Here are some useful tips to think about in the lead up to the festive season (everyone is unique, and you know your family member best, so consider which ones apply).

  • Put decorations up early and slowly. Take a few days or a week so it doesn’t come as a big change to a person’s usual setting
  • Try to spread family visits out, as large numbers of guests and lots of noise can be overwhelming.
  • Create a quiet room, where the person with dementia can go if things get busy. To avoid confusion and anxiety, a cup of tea can be offered away from the bustle and if the loved one wants it, sit with them and chat. Some people with dementia can find large groups overwhelming and can struggle to take part in fast moving conversations. A little separate one-to-one time with family and friends may be better. The person with dementia often values and benefits from gifts of company more than material gifts. The gift of your time is a precious thing.
  • Try to keep a routine — keep meal times at the same time so your loved one can relax, get up and go to bed at the same time
  • Play some familiar old Christmas music and look over old photographs.
  • Photographs can be useful because people with dementia may be living in a different decade. It is common for people to believe they are at a younger point in their lives. If this is the case, use older photos to explain who people are – and don’t get upset if you’re your loved one gets names wrong.
  • Communicate essential changes with family and friends, so they understand what’s going on.Look after yourself and ask for support – a little respite from family and friends can be invaluable so you can enjoy the season too.
  • Think of activities that friends and family can do with the person with dementia and everyone can enjoy.
  • Encourage your loved one to take part in the cooking preparations for Christmas. They will feel useful and it can start conversations about Christmases past (your loved one’s child hood Christmases as well as yours). Reminiscence is vital to increasing wellbeing.
  • At Christmas lunch:hand out crackers when you are going to pull them, limit the amount of crockery and cutlery on the table and use a tablecloth that contrasts with the plates. White-on-white blends in and the person may not know where the plate ends and the cloth begins. Many people with dementia struggle to eat so sitting down to a plate piled high with food can be very off-putting. Instead, make sure they’re given small portions of food they enjoy. If this means they don’t eat exactly the same as everyone else, that’s fine. If they’re still eating the main course when others are tucking into Christmas pudding, that’s fine too, providing they’re still enjoying it.
  • Opening presents: Give the person with dementia time to open the present without feeling rushed.

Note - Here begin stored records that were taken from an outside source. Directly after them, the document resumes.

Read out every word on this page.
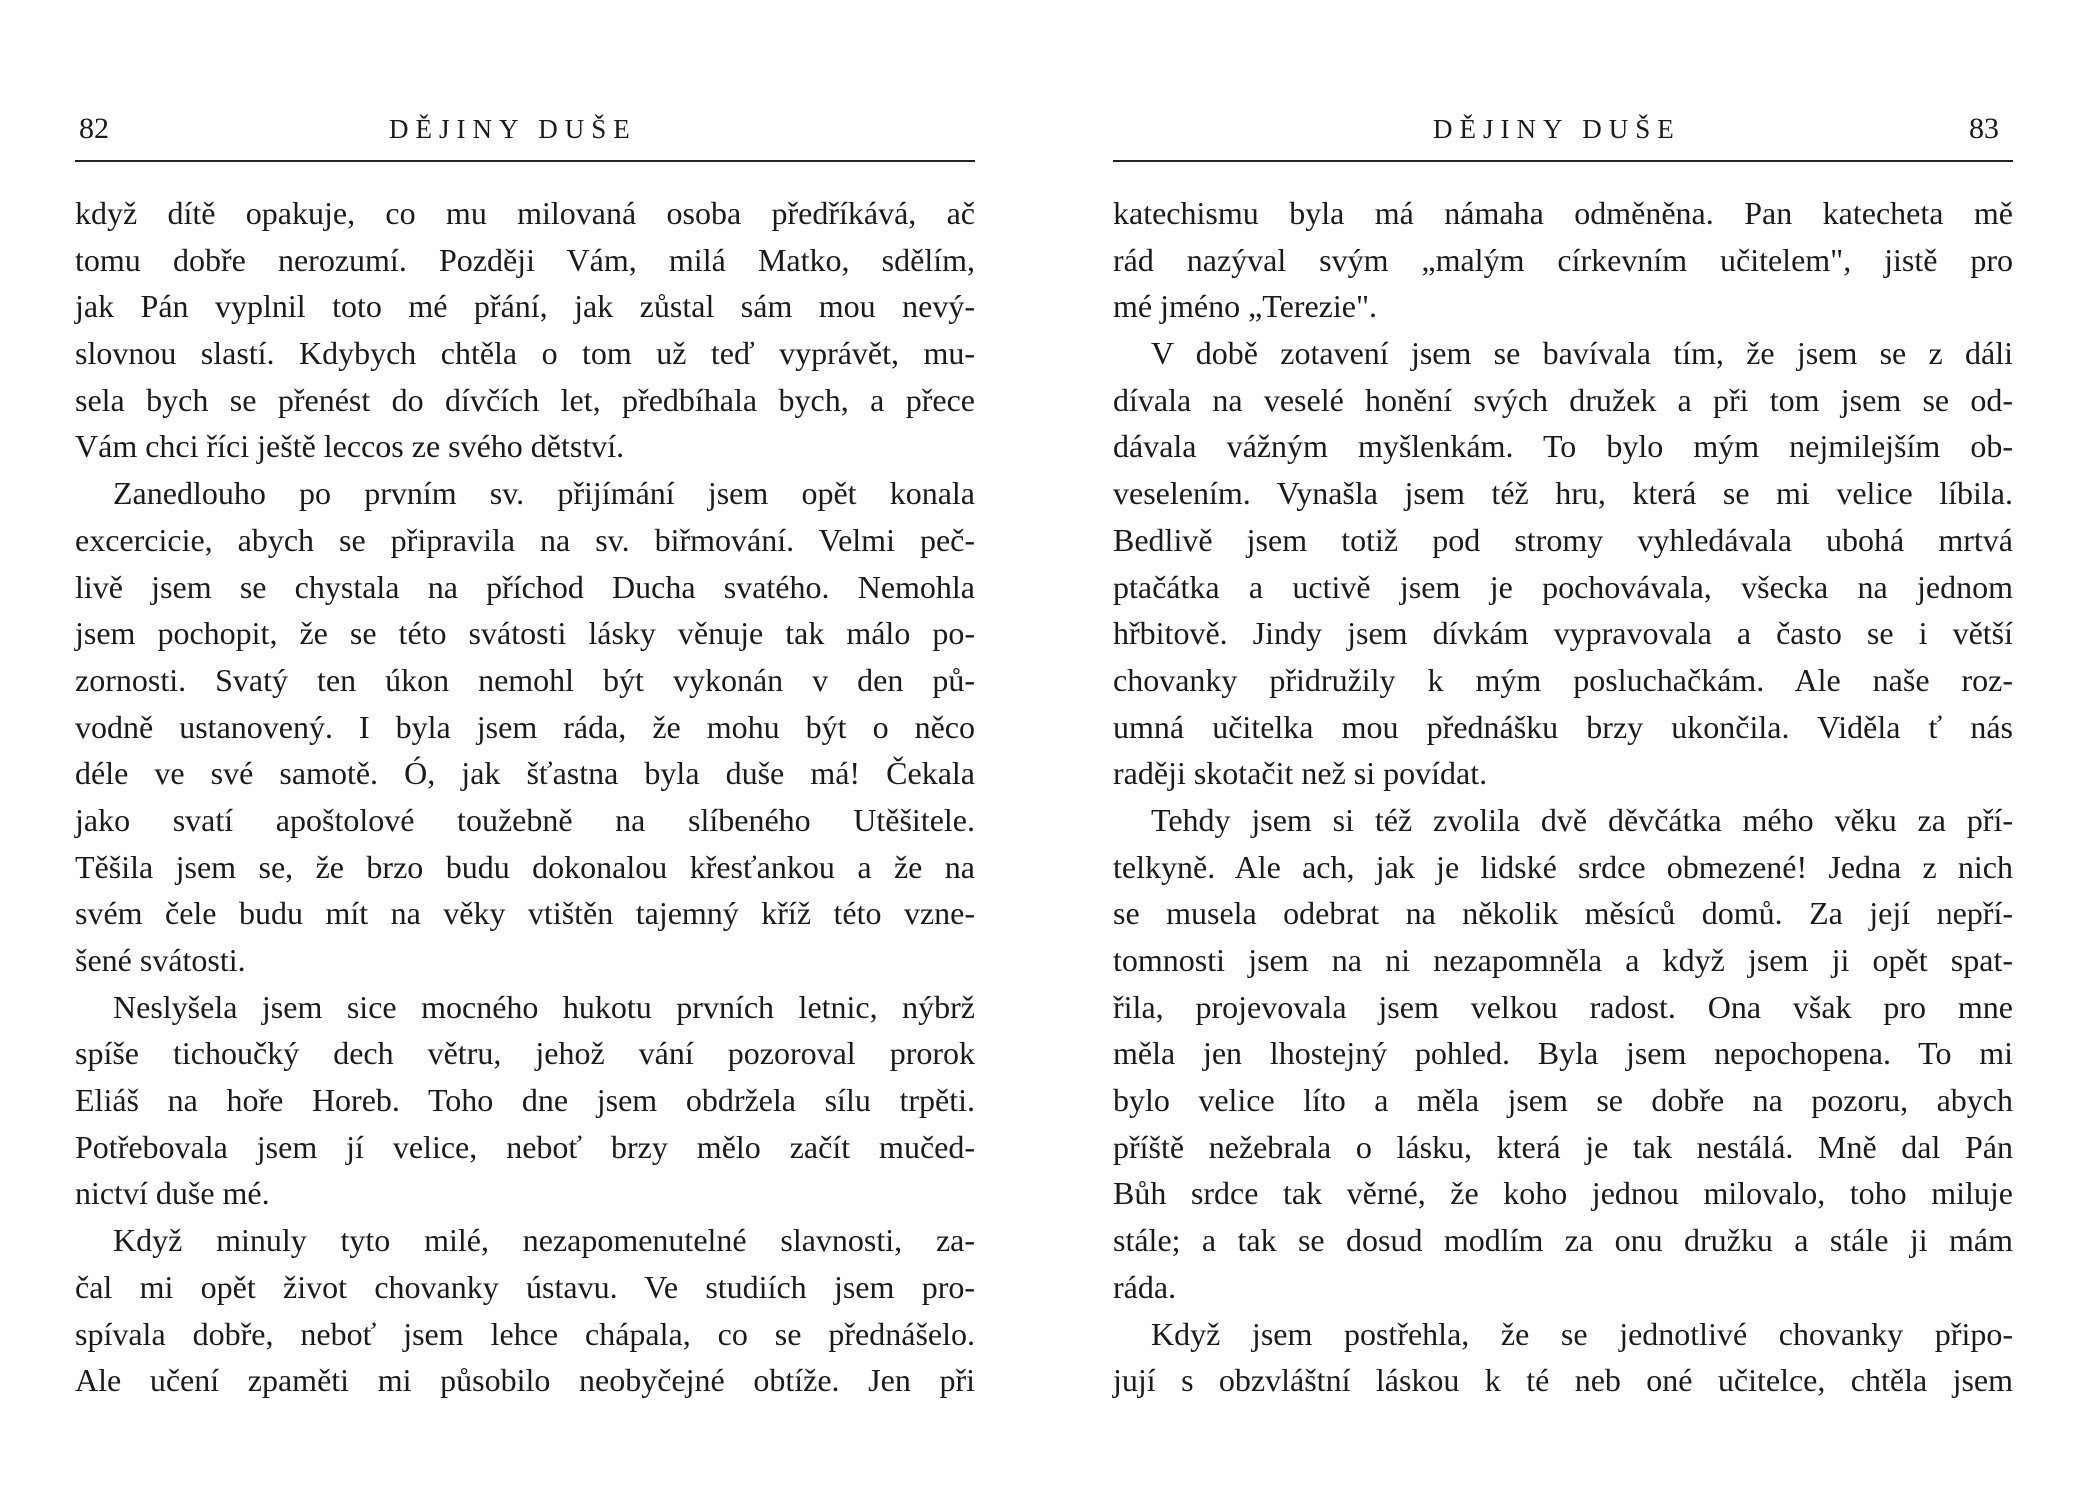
82	DĚJINY DUŠE
když dítě opakuje, co mu milovaná osoba předříkává, ač
tomu dobře nerozumí. Později Vám, milá Matko, sdělím,
jak Pán vyplnil toto mé přání, jak zůstal sám mou nevý-
slovnou slastí. Kdybych chtěla o tom už teď vyprávět, mu-
sela bych se přenést do dívčích let, předbíhala bych, a přece
Vám chci říci ještě leccos ze svého dětství.
Zanedlouho po prvním sv. přijímání jsem opět konala
excercicie, abych se připravila na sv. biřmování. Velmi peč-
livě jsem se chystala na příchod Ducha svatého. Nemohla
jsem pochopit, že se této svátosti lásky věnuje tak málo po-
zornosti. Svatý ten úkon nemohl být vykonán v den pů-
vodně ustanovený. I byla jsem ráda, že mohu být o něco
déle ve své samotě. Ó, jak šťastna byla duše má! Čekala
jako svatí apoštolové toužebně na slíbeného Utěšitele.
Těšila jsem se, že brzo budu dokonalou křesťankou a že na
svém čele budu mít na věky vtištěn tajemný kříž této vzne-
šené svátosti.
Neslyšela jsem sice mocného hukotu prvních letnic, nýbrž
spíše tichoučký dech větru, jehož vání pozoroval prorok
Eliáš na hoře Horeb. Toho dne jsem obdržela sílu trpěti.
Potřebovala jsem jí velice, neboť brzy mělo začít mučed-
nictví duše mé.
Když minuly tyto milé, nezapomenutelné slavnosti, za-
čal mi opět život chovanky ústavu. Ve studiích jsem pro-
spívala dobře, neboť jsem lehce chápala, co se přednášelo.
Ale učení zpaměti mi působilo neobyčejné obtíže. Jen při
DĚJINY DUŠE	83
katechismu byla má námaha odměněna. Pan katecheta mě
rád nazýval svým „malým církevním učitelem", jistě pro
mé jméno „Terezie".
V době zotavení jsem se bavívala tím, že jsem se z dáli
dívala na veselé honění svých družek a při tom jsem se od-
dávala vážným myšlenkám. To bylo mým nejmilejším ob-
veselením. Vynašla jsem též hru, která se mi velice líbila.
Bedlivě jsem totiž pod stromy vyhledávala ubohá mrtvá
ptačátka a uctivě jsem je pochovávala, všecka na jednom
hřbitově. Jindy jsem dívkám vypravovala a často se i větší
chovanky přidružily k mým posluchačkám. Ale naše roz-
umná učitelka mou přednášku brzy ukončila. Viděla ť nás
raději skotačit než si povídat.
Tehdy jsem si též zvolila dvě děvčátka mého věku za pří-
telkyně. Ale ach, jak je lidské srdce obmezené! Jedna z nich
se musela odebrat na několik měsíců domů. Za její nepří-
tomnosti jsem na ni nezapomněla a když jsem ji opět spat-
řila, projevovala jsem velkou radost. Ona však pro mne
měla jen lhostejný pohled. Byla jsem nepochopena. To mi
bylo velice líto a měla jsem se dobře na pozoru, abych
příště nežebrala o lásku, která je tak nestálá. Mně dal Pán
Bůh srdce tak věrné, že koho jednou milovalo, toho miluje
stále; a tak se dosud modlím za onu družku a stále ji mám
ráda.
Když jsem postřehla, že se jednotlivé chovanky připo-
jují s obzvláštní láskou k té neb oné učitelce, chtěla jsem
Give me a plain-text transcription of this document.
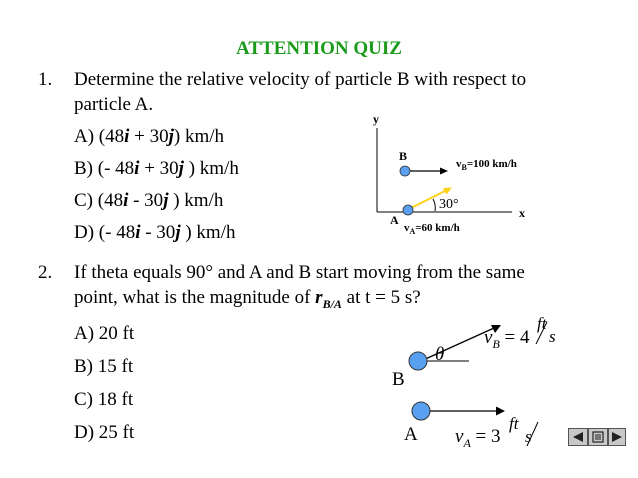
ATTENTION QUIZ
1. Determine the relative velocity of particle B with respect to
particle A.
A) (48i + 30j) km/h
B) (- 48i + 30j ) km/h
C) (48i - 30j ) km/h
D) (- 48i - 30j ) km/h
y
x
B
A
$v_B=100$ km/h
30°
$v_A=60$ km/h
2. If theta equals 90° and A and B start moving from the same
point, what is the magnitude of $r_{B/A}$ at t = 5 s?
A) 20 ft
B) 15 ft
C) 18 ft
D) 25 ft
θ
B
A
$v_B = 4$
ft
s
$v_A = 3$
ft
s
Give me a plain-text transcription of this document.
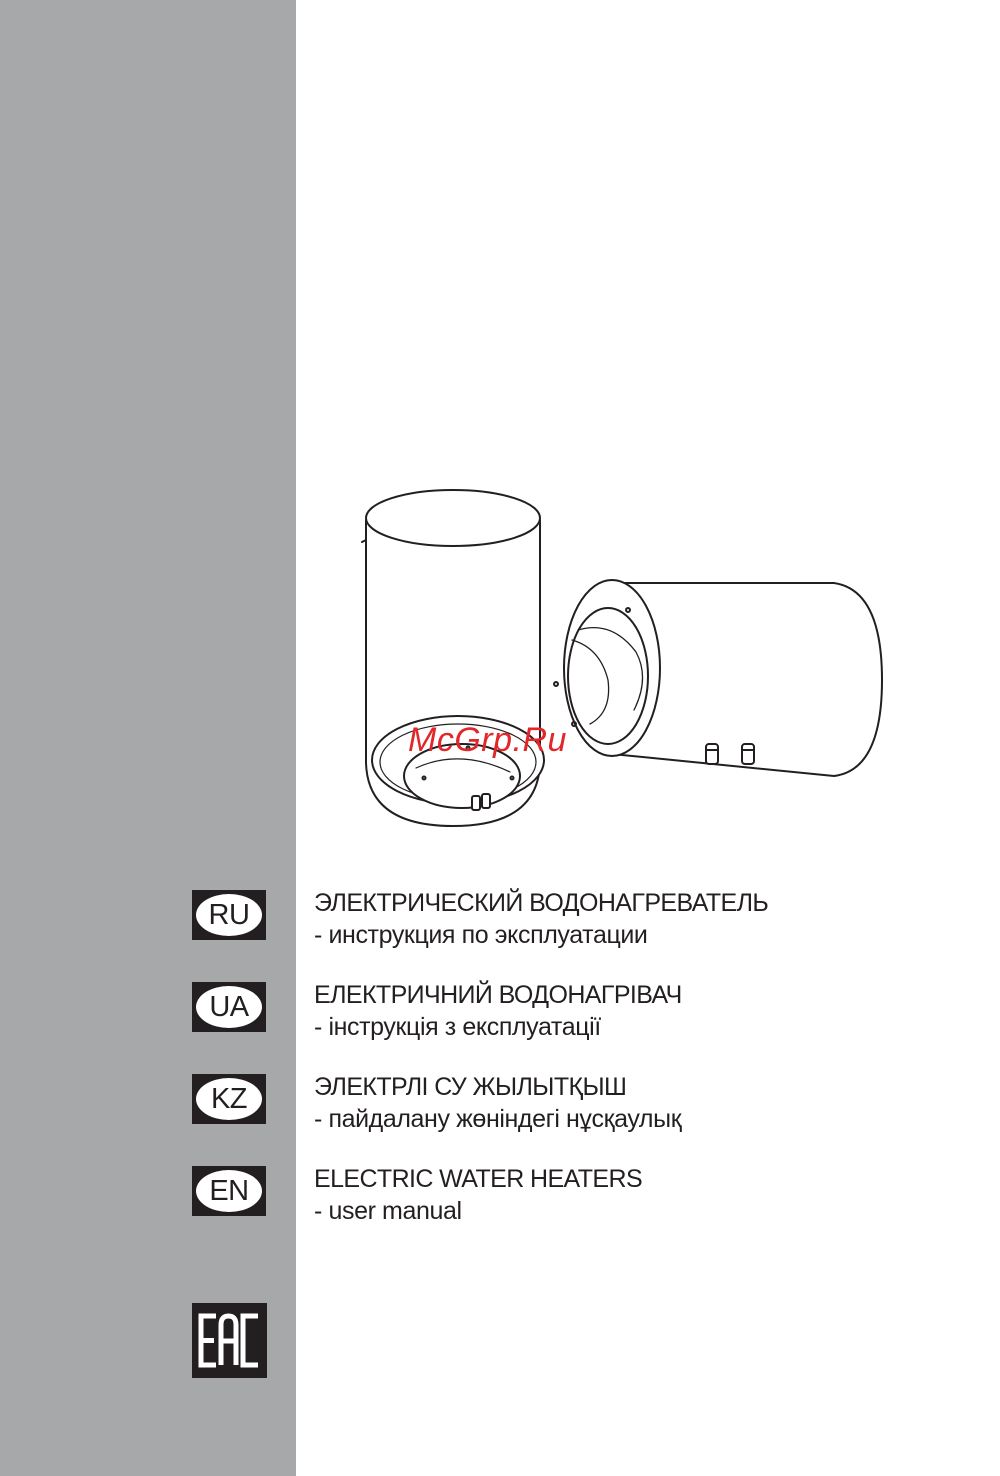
McGrp.Ru
RU	ЭЛЕКТРИЧЕСКИЙ ВОДОНАГРЕВАТЕЛЬ
- инструкция по эксплуатации
UA	ЕЛЕКТРИЧНИЙ ВОДОНАГРІВАЧ
- інструкція з експлуатації
KZ	ЭЛЕКТРЛІ СУ ЖЫЛЫТҚЫШ
- пайдалану жөніндегі нұсқаулық
EN	ELECTRIC WATER HEATERS
- user manual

Offer help if needed but don’t try to rush them. If the person does not want to open it yet, that’s fine too. Leave it until later. A person with dementia can become stressed if they feel everyone’s watching them, so keep present-giving calm and casual.
  • Watch out for tripping hazards. Presents and wrapping paper scattered all over the floor can be dangerous for a person who’s frail and prone to stumbling.
  • Practicing religion: If your loved one has always gone to church on Christmas Day, there’s no reason to stop now.
  • Make sure the list of emergency contact e.g. doctor and pharmacy numbers are up to date and don’t forget, just because someone is living with dementia doesn’t mean they can’t join in the fun.

Don’t try to make Christmas totally perfect – you’ll just create more stress for yourself. Instead, try to keep it real, and if things go wrong, try to keep it in perspective. Then when it’s all over give yourself a big pat on the back for trying so hard and doing the very best you could.